Houston Chronicle Sunday

China sees that Nobel laureate gets a muted farewell

Fearing protests, leaders bury Liu’s ashes in the sea

- By Chris Buckley NEW YORK TIMES

BEIJING — China cremated its only Nobel Peace Prize laureate, Liu Xiaobo, on Saturday, but watchful officials allowed only his widow and a few other mourners to bid farewell to the man who also was the country’s most famous political prisoner.

Liu’s ashes were lowered into the sea in a simple ceremony, ensuring there would be no grave on land to serve as a magnet for protests against the Communist Party.

“As Mozart’s Requiem played, Liu Xiaobo’s wife, Liu Xia, first came forward to stand before his body,” according to an of- ficial account of the funeral. “She gazed upon him for a long time and murmured her final farewells to her husband.”

Died of liver cancer

Liu’s small, muted funeral in Shenyang, a city 390 miles northeast of Beijing, took place three days after he died of liver cancer. He was 61. The funeral respected local customs and his family’s wishes, Xinhua, the state news agency, reported.

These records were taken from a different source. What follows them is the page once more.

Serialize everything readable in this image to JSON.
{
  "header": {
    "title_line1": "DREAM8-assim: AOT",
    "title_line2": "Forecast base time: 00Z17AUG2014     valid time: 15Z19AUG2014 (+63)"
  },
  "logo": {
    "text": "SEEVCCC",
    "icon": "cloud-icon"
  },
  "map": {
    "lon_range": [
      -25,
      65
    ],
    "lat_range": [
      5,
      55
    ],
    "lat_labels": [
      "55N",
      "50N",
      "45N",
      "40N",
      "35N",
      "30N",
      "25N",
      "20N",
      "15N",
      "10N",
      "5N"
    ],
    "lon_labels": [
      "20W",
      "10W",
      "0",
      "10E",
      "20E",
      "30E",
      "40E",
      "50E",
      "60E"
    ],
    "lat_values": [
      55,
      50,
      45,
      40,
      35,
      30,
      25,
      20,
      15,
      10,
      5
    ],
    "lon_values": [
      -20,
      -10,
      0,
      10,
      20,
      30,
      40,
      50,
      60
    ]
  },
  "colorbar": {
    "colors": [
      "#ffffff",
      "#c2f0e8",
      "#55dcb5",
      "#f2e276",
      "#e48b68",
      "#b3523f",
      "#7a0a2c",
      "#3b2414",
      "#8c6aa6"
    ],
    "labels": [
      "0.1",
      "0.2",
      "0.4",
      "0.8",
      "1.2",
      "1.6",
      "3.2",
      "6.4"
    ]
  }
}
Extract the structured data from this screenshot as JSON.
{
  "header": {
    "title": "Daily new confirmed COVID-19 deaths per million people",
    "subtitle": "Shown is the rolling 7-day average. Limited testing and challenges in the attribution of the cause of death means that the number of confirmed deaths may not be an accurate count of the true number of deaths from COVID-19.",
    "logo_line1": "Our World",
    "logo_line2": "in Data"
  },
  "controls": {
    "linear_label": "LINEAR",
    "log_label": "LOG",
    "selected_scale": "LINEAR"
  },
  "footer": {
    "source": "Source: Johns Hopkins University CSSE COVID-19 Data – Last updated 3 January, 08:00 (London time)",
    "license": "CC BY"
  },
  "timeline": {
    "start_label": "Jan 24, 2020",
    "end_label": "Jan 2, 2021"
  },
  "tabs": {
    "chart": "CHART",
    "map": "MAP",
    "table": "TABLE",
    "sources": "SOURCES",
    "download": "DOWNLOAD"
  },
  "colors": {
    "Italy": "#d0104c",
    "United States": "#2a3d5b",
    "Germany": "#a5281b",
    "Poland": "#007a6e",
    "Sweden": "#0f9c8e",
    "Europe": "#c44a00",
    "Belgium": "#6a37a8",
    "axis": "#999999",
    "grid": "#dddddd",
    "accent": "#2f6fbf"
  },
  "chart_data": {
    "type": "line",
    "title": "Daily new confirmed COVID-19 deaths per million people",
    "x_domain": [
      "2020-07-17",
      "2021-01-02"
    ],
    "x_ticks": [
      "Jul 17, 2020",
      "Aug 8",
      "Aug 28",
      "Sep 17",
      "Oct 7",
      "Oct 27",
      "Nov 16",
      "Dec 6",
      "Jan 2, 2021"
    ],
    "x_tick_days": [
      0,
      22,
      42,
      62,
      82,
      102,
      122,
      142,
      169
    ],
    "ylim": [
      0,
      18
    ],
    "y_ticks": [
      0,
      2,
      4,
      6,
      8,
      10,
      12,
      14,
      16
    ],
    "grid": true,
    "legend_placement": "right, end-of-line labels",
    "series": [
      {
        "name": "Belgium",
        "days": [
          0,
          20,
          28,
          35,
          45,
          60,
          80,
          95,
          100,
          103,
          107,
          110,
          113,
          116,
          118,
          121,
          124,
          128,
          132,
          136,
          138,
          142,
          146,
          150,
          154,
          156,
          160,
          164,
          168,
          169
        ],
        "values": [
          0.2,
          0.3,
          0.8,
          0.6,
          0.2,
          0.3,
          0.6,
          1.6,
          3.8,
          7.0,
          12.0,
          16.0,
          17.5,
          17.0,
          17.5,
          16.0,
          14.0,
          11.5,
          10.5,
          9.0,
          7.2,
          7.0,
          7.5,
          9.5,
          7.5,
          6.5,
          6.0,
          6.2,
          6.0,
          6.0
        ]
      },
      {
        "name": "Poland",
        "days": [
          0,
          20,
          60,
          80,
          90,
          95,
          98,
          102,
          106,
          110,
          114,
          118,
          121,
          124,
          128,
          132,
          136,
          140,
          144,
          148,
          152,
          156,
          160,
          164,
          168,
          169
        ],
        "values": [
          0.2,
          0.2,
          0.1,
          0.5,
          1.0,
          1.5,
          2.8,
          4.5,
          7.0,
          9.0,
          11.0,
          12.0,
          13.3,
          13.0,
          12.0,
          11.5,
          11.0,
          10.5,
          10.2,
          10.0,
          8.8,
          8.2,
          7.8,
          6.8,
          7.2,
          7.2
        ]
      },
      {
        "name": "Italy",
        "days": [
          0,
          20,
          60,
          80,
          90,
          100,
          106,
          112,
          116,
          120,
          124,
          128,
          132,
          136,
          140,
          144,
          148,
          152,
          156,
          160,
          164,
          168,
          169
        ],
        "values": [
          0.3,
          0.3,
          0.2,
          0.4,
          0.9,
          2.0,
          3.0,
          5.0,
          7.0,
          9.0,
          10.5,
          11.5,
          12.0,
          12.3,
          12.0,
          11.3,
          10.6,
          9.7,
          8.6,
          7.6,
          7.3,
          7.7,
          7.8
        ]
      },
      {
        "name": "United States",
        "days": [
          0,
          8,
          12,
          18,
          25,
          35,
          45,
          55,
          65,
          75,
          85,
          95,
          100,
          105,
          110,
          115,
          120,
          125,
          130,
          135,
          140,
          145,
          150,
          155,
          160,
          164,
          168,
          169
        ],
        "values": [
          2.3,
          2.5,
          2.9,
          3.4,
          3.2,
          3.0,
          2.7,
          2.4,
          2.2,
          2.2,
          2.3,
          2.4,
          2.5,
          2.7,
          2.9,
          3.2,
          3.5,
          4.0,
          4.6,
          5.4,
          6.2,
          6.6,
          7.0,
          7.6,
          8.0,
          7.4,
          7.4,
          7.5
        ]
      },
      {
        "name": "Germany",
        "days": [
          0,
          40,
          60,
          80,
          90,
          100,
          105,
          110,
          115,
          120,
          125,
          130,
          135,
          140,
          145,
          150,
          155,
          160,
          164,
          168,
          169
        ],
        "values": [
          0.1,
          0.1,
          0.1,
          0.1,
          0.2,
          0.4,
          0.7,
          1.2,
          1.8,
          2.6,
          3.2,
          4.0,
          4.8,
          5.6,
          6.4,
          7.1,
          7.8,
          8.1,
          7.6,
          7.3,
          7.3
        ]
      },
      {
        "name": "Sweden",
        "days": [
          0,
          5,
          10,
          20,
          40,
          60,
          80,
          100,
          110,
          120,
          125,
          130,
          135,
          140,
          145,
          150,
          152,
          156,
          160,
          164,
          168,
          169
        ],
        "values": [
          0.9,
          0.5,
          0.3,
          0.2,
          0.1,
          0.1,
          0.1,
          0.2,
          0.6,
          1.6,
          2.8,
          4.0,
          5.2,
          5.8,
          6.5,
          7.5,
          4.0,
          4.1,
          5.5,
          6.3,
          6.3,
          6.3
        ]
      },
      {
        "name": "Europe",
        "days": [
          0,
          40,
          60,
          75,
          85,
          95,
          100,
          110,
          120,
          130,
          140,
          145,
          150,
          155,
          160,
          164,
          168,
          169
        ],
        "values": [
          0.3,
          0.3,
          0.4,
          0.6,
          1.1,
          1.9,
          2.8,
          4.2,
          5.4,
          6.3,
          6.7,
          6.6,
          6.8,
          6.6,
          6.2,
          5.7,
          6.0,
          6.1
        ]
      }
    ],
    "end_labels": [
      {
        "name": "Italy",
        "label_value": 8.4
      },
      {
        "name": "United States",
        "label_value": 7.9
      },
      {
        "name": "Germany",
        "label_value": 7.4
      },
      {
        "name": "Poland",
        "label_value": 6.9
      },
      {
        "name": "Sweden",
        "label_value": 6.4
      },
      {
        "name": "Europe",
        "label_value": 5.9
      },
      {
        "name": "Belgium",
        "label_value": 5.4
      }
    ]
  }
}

The ceremony, however, like Liu’s final days in a hospital, was a paradoxica­l display of the efforts by the Chinese government to defend its treatment of him and his wife, even as it had kept them and their family members under tight guard. The family members were mostly unable to say whether they accepted the government’s account of their treatment.

There was one exception.

“I would like to express my heartfelt thanks to the party and government for completely following the family’s wishes,” said Liu Xiaoguang, Liu Xiaobo’s eldest brother, whom officials escorted to a news conference. Liu’s widow, he added, was too fragile with grief to speak to the news media.

Given medical parole

Many friends and supporters of the dissident were revolted and incensed by Liu’s cremation and sea burial under such intimidati­ng controls.

“Inhuman, insult, shameful, disgusting,” Ai Weiwei, the outspoken Chinese artist, who lives in Germany, said on Twitter. Liu Xia has been under house arrest since 2010. A Shenyang government spokesman, Zhang Qingyang, said Saturday that Liu Xia was free, but her supporters said they feared she would remain under house arrest and smothering surveillan­ce.

Liu died just over two weeks after the government revealed that his illness had reached a terminal state and that he had been given medical parole.

Liu Xiaobo was convicted of inciting subversion and imprisoned for 11 years in 2009, a year after he was arrested as he prepared to unveil a petition for democratic change. In 2010, he was awarded the Nobel Peace Prize, infuriatin­g Chinese Communist Party leaders.